In the past six years, Spain's foreign-born population has more than quadrupled, to nearly 4 million people.

At one of the many call centers in Madrid that cater to foreign workers, Edwin Pauta recently paid for a call to his parents back home in Ecuador. He and the cashier, who's also from Ecuador, both say they feel at home in Spain, especially when it comes to the soccer game playing on the cashier's TV.

"Is that Barcelona playing?" Pauta asks. "That's my team."

Six years ago, Pauta had a choice: to go to the United States or Spain. He says that now, he has no regrets about coming to Madrid.

He works hard. By day, he's a fumigator at a pest control company. At night, he's a maintenance man in the subway system. But in Spain, Pauta has been able to take advantage of the easy credit options that are available to any Spanish citizen.

"They give you really good terms," Pauta said in Spanish. "That's why I have an apartment that I bought a year ago. I just had to show my work contract and wage slip and I got it immediately."

A recent study by the Inter-American Development Bank, or IDB, found that a majority of Latin American emigrants are starting to choose Europe, and in particular Spain, over the United States.

Experts say one of the main reasons is the emergence of an entire industry of financial services catering to immigrants.

Ecuadorians are the biggest group of Latin Americans in Spain. And in Madrid and Barcelona, there are shops where they can pay for appliances and have them delivered to an address in Ecuador.

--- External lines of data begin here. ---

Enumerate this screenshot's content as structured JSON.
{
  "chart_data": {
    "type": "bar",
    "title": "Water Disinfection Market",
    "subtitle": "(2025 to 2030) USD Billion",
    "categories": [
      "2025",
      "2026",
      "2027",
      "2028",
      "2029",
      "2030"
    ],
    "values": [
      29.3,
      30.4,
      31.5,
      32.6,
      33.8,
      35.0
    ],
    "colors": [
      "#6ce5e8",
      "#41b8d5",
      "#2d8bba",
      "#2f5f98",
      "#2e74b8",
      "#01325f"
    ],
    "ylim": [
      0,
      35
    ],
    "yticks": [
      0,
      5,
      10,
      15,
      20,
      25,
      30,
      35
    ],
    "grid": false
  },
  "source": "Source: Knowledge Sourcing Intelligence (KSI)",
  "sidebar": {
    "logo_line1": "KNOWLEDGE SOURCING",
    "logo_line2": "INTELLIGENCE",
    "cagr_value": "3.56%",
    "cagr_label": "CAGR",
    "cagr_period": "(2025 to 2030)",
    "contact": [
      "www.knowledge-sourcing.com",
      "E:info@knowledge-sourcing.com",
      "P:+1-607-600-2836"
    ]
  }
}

One company is test-marketing ATMs that allow users to pay for grocery purchases, medical treatment or cell phones in Ecuador.

Lucia Jimenez recently visited a branch of Mundocredit, an immigrant bank set up by one of Spain's largest banks. It offers no-commission money transfers and the option of getting a mortgage in Spain for a home in Latin America.

Jimenez said that she is thinking about getting life insurance that she can eventually take back to her native country, Paraguay.

For now, though, she's just using her bank account to buy guaranies, the Paraguayan currency, to send back to her children.

Some immigrants may still send cash in envelopes or wire it to their families. But experts say channeling remittances through the banking system gives workers more leverage. That way, they can finance purchases of homes and cars, and make other investments.

Jimenez says the remittances she sends are better than official government-to-government aid projects.

"No matter how marvelous and well-designed the projects are, in the end the money disappears," she said in Spanish. "Especially in my country, Paraguay — it's one of the most corrupt countries in the world."

And many experts agree. They say remittances like those being sent home by Jimenez are more effective at helping a Third World country's progress than traditional development aid.